Grace for my Childhood Self
- Saffron Canny-Smith
- Jul 3
- 3 min read
Updated: Jul 5
What happens when you find out that you're autistic as an adult? Many things. But one universal experience is the process of offering grace to your childhood self and your childhood memories.
An autism diagnosis as an adult is a real eye-opener. It gives you a new lense, a new perspective with which to look back on your childhood memories. Suddenly, so much makes sense. It allows you to give yourself grace, self-compassion for your past self.
Christmas 2017. I was sixteen years old and celebrating Christmas with my family and some family friends in a small town in England. I knew what most of the presents from my parents were. My mum had recieved two ipads a few months earlier and was going to give one to me and the other to my younger brother. I was looking forward to it. The white ipad would be mine and the black one my brother's. Only, that's not what happened. My brother opened his present, delighted by his white ipad and ran off to play with it. I opened mine to find a black ipad. Not the white one. Not the one that i had planned in my head. My routine was gone. My struicture was gone. I proceeded to then have a massive autistic meltdown for a few hours, effectively disrupting our whole Christmas morning.

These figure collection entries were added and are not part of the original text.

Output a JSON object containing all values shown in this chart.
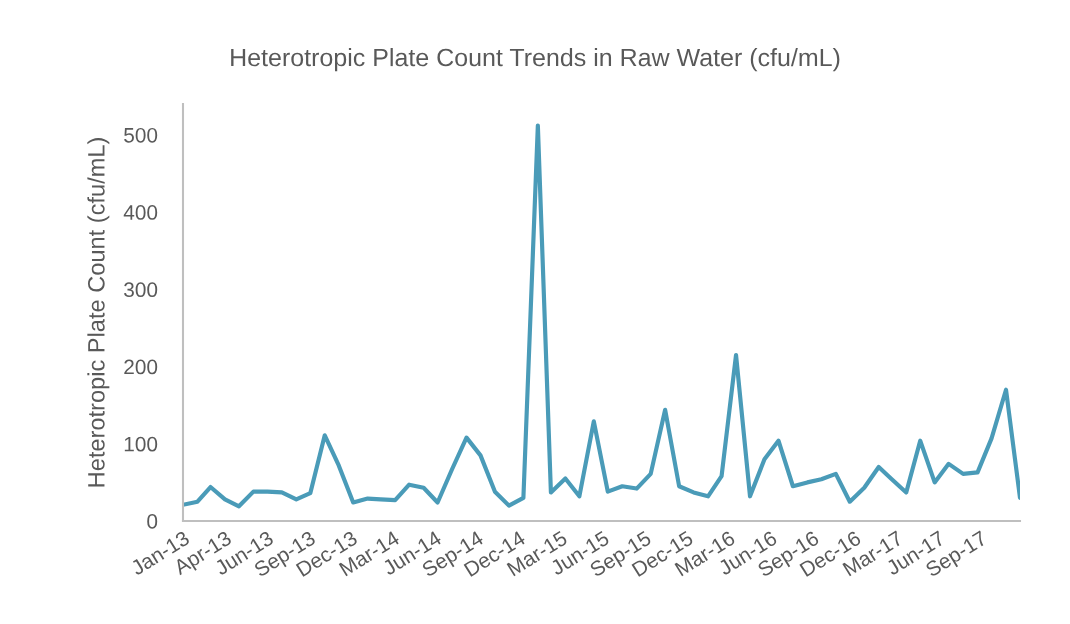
{
  "chart_data": {
    "type": "line",
    "title": "Heterotropic Plate Count Trends in Raw Water (cfu/mL)",
    "ylabel": "Heterotropic Plate Count (cfu/mL)",
    "x": [
      "2013-01",
      "2013-02",
      "2013-03",
      "2013-04",
      "2013-05",
      "2013-06",
      "2013-07",
      "2013-08",
      "2013-09",
      "2013-10",
      "2013-11",
      "2013-12",
      "2014-01",
      "2014-02",
      "2014-03",
      "2014-04",
      "2014-05",
      "2014-06",
      "2014-07",
      "2014-08",
      "2014-09",
      "2014-10",
      "2014-11",
      "2014-12",
      "2015-01",
      "2015-02",
      "2015-03",
      "2015-04",
      "2015-05",
      "2015-06",
      "2015-07",
      "2015-08",
      "2015-09",
      "2015-10",
      "2015-11",
      "2015-12",
      "2016-01",
      "2016-02",
      "2016-03",
      "2016-04",
      "2016-05",
      "2016-06",
      "2016-07",
      "2016-08",
      "2016-09",
      "2016-10",
      "2016-11",
      "2016-12",
      "2017-01",
      "2017-02",
      "2017-03",
      "2017-04",
      "2017-05",
      "2017-06",
      "2017-07",
      "2017-08",
      "2017-09",
      "2017-10",
      "2017-11",
      "2017-12"
    ],
    "series": [
      {
        "color": "#4a9bb8",
        "values": [
          21,
          25,
          44,
          28,
          19,
          38,
          38,
          37,
          28,
          36,
          111,
          72,
          24,
          29,
          28,
          27,
          47,
          43,
          24,
          67,
          108,
          85,
          38,
          20,
          30,
          512,
          37,
          55,
          32,
          129,
          38,
          45,
          42,
          61,
          144,
          45,
          37,
          32,
          58,
          215,
          32,
          80,
          104,
          45,
          50,
          54,
          61,
          25,
          43,
          70,
          54,
          37,
          104,
          50,
          74,
          61,
          63,
          107,
          170,
          30
        ]
      }
    ],
    "xlim": [
      "2013-01-01",
      "2017-12-01"
    ],
    "xticks": [
      {
        "value": "2013-01-01",
        "label": "Jan-13"
      },
      {
        "value": "2013-04-01",
        "label": "Apr-13"
      },
      {
        "value": "2013-06-30",
        "label": "Jun-13"
      },
      {
        "value": "2013-09-28",
        "label": "Sep-13"
      },
      {
        "value": "2013-12-27",
        "label": "Dec-13"
      },
      {
        "value": "2014-03-27",
        "label": "Mar-14"
      },
      {
        "value": "2014-06-25",
        "label": "Jun-14"
      },
      {
        "value": "2014-09-23",
        "label": "Sep-14"
      },
      {
        "value": "2014-12-22",
        "label": "Dec-14"
      },
      {
        "value": "2015-03-22",
        "label": "Mar-15"
      },
      {
        "value": "2015-06-20",
        "label": "Jun-15"
      },
      {
        "value": "2015-09-18",
        "label": "Sep-15"
      },
      {
        "value": "2015-12-17",
        "label": "Dec-15"
      },
      {
        "value": "2016-03-16",
        "label": "Mar-16"
      },
      {
        "value": "2016-06-14",
        "label": "Jun-16"
      },
      {
        "value": "2016-09-12",
        "label": "Sep-16"
      },
      {
        "value": "2016-12-11",
        "label": "Dec-16"
      },
      {
        "value": "2017-03-11",
        "label": "Mar-17"
      },
      {
        "value": "2017-06-09",
        "label": "Jun-17"
      },
      {
        "value": "2017-09-07",
        "label": "Sep-17"
      }
    ],
    "ylim": [
      0,
      540
    ],
    "yticks": [
      0,
      100,
      200,
      300,
      400,
      500
    ],
    "grid": false,
    "legend": false,
    "marker": "none",
    "line_style": "solid"
  }
}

I spent many years later remembering that meltdown. I thought of it as a tantrum and saw my sixteen year old self as a spoilt child throwing a ridiculous tantrum. I was embarassed. I have been embarassed about that incident for many years. It was only through my recent autism diagnosis that I came to realise that I did not throw a tantrum. I experienced an autistic meltdown, something completely out of my control. Something that I do not have to feel embarrassed about.
This is one memory, one experience. I have many more. My autism diagnosis has helped me to be able to offer my younger self compassion for similar moments - moments of miscommunication, meltdowns, shutdowns and the like. It has allowed me to stop carrying those memories with me, to stop berating my past self for things that were out of my control, to leave those memories in the past.

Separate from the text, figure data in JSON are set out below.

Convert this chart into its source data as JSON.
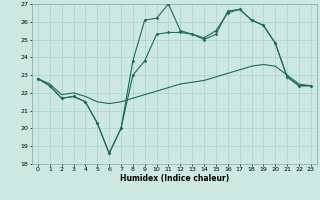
{
  "bg_color": "#cce8e0",
  "grid_color": "#a8d4cc",
  "line_color": "#1a6b5a",
  "xlabel": "Humidex (Indice chaleur)",
  "xlim": [
    -0.5,
    23.5
  ],
  "ylim": [
    18,
    27
  ],
  "yticks": [
    18,
    19,
    20,
    21,
    22,
    23,
    24,
    25,
    26,
    27
  ],
  "xticks": [
    0,
    1,
    2,
    3,
    4,
    5,
    6,
    7,
    8,
    9,
    10,
    11,
    12,
    13,
    14,
    15,
    16,
    17,
    18,
    19,
    20,
    21,
    22,
    23
  ],
  "line1_x": [
    0,
    1,
    2,
    3,
    4,
    5,
    6,
    7,
    8,
    9,
    10,
    11,
    12,
    13,
    14,
    15,
    16,
    17,
    18,
    19,
    20,
    21,
    22,
    23
  ],
  "line1_y": [
    22.8,
    22.4,
    21.7,
    21.8,
    21.5,
    20.3,
    18.6,
    20.0,
    23.0,
    23.8,
    25.3,
    25.4,
    25.4,
    25.3,
    25.1,
    25.5,
    26.5,
    26.7,
    26.1,
    25.8,
    24.8,
    22.9,
    22.4,
    22.4
  ],
  "line2_x": [
    0,
    1,
    2,
    3,
    4,
    5,
    6,
    7,
    8,
    9,
    10,
    11,
    12,
    13,
    14,
    15,
    16,
    17,
    18,
    19,
    20,
    21,
    22,
    23
  ],
  "line2_y": [
    22.8,
    22.5,
    21.9,
    22.0,
    21.8,
    21.5,
    21.4,
    21.5,
    21.7,
    21.9,
    22.1,
    22.3,
    22.5,
    22.6,
    22.7,
    22.9,
    23.1,
    23.3,
    23.5,
    23.6,
    23.5,
    23.0,
    22.5,
    22.4
  ],
  "line3_x": [
    0,
    1,
    2,
    3,
    4,
    5,
    6,
    7,
    8,
    9,
    10,
    11,
    12,
    13,
    14,
    15,
    16,
    17,
    18,
    19,
    20,
    21,
    22,
    23
  ],
  "line3_y": [
    22.8,
    22.4,
    21.7,
    21.8,
    21.5,
    20.3,
    18.6,
    20.0,
    23.8,
    26.1,
    26.2,
    27.0,
    25.5,
    25.3,
    25.0,
    25.3,
    26.6,
    26.7,
    26.1,
    25.8,
    24.8,
    22.9,
    22.4,
    22.4
  ]
}
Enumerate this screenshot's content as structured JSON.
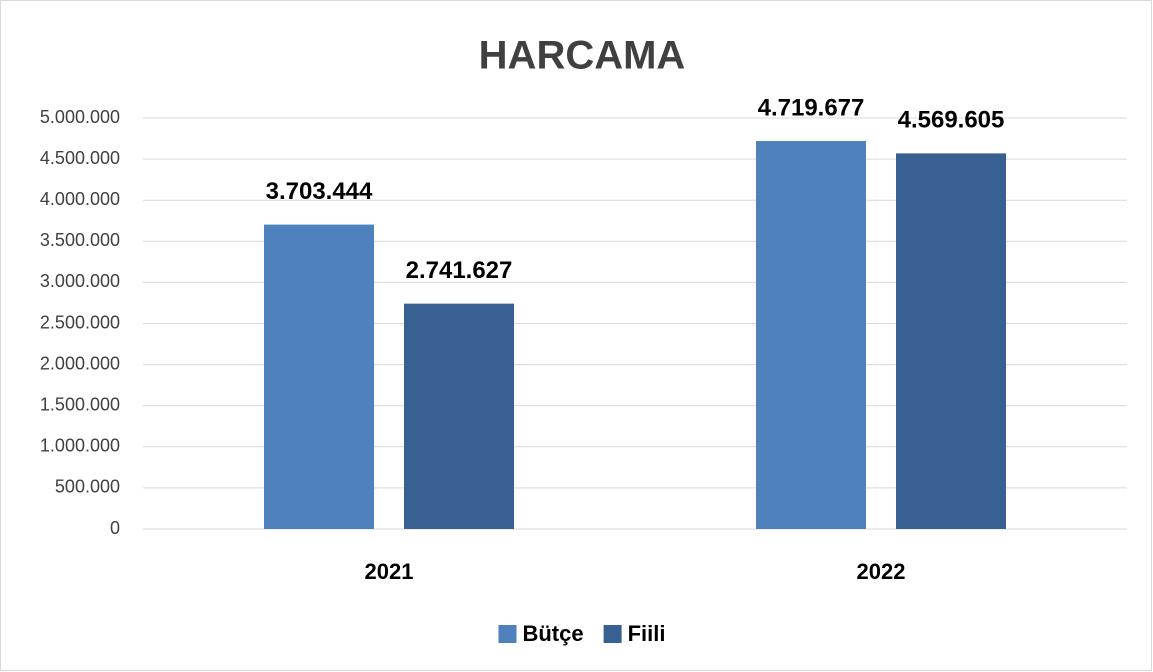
{
  "chart_data": {
    "type": "bar",
    "title": "HARCAMA",
    "categories": [
      "2021",
      "2022"
    ],
    "series": [
      {
        "name": "Bütçe",
        "color": "#4f81bd",
        "values": [
          3703444,
          4719677
        ],
        "value_labels": [
          "3.703.444",
          "4.719.677"
        ]
      },
      {
        "name": "Fiili",
        "color": "#386093",
        "values": [
          2741627,
          4569605
        ],
        "value_labels": [
          "2.741.627",
          "4.569.605"
        ]
      }
    ],
    "ylim": [
      0,
      5000000
    ],
    "yticks": [
      0,
      {
        "value": 500000,
        "label": "500.000"
      },
      {
        "value": 1000000,
        "label": "1.000.000"
      },
      {
        "value": 1500000,
        "label": "1.500.000"
      },
      {
        "value": 2000000,
        "label": "2.000.000"
      },
      {
        "value": 2500000,
        "label": "2.500.000"
      },
      {
        "value": 3000000,
        "label": "3.000.000"
      },
      {
        "value": 3500000,
        "label": "3.500.000"
      },
      {
        "value": 4000000,
        "label": "4.000.000"
      },
      {
        "value": 4500000,
        "label": "4.500.000"
      },
      {
        "value": 5000000,
        "label": "5.000.000"
      }
    ],
    "grid": true,
    "legend": "bottom"
  }
}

Through reading the experiences of other autistic people from a variety of backgrounds, through learning about autism, I have been able to recognise the moments in my past that have been a direct result of my autism, of my autistic experience. I have been able to offer myself the grace and self compassion that I always deserved. An autism diagnosis gave me the grace and compassion that I have always deserved, that I should have always received, from myself and for myself.
So I implore you to give yourself some grace. Take a moment to reflect on an unpleasant memory from your past, perhaps a memory of a public meltdown, miscommunication, or something else. Now look at that memory through the lense of autism. Look at that memory as a combination of symptoms, autism struggles and unfortunate circumstances. And please, give yourself a little grace.